The Phantom of Liberty is one of the most audacious and unconventional films in cinema history. Directed by Luis Buñuel, The Phantom of Liberty may very well be the most accomplished, ambitious and surrealist work of his 54-year film career. Indeed, this is a film that deals with a variety of transgressive subjects such as fetishism, necrophilia, incest, mass murder, sadomasochism, and pedophilia with a network of storytelling devices and narrative forms and presents an intense criticism against established social institutions. It is a complex, paradoxical, subversive and radical film, which has promoted endless debates and encouraged a variety of readings.
— Marco Lanzagorta, Senses of Cinema

Le Fantôme de la Liberté is dozens of stories that lead from one to another with a dreamlike logic, and a dream-like way of never quite arriving at a neatly satisfactory conclusion. It is not for people who see movies as butterflies, trophies to be netted, pinned down, then pulled apart with tweezers. The movie can't be pinned down.

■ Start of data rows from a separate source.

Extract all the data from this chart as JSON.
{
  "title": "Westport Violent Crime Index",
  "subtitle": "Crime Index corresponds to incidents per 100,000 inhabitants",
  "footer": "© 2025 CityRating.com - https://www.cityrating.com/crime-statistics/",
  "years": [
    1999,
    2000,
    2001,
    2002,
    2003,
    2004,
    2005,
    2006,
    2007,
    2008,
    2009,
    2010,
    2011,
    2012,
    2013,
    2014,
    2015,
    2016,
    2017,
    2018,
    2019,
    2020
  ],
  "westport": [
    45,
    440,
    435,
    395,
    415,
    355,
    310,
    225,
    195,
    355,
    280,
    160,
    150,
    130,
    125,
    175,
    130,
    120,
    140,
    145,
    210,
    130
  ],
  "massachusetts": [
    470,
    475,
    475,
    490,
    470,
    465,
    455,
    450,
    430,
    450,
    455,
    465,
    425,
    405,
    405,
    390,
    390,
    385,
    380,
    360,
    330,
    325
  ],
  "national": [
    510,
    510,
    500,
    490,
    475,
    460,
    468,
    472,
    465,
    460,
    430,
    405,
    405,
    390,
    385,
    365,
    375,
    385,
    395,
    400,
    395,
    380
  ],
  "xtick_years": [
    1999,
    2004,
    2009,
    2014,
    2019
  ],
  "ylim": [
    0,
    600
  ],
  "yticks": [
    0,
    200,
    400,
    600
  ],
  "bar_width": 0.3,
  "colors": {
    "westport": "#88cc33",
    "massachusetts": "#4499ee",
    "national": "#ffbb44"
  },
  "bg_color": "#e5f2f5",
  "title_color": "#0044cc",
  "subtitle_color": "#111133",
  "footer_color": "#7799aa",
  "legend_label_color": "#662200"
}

There's no single correct way to read it, which is not a rationale for its ambiguities, but a rigorous instruction to those who would enjoy all that is most marvelous and poetic in surrealism at its best.
— Vincent Canby, New York Times

The film was nominated for Best Foreign Language Film by the U.S. National Board of Review.

Today, The Phantom of Liberty is one of Buñuel's most acclaimed works. On the website Rotten Tomatoes, the film holds an approval rating of 85% based on 26 critics, with an average rating of 8.4/10.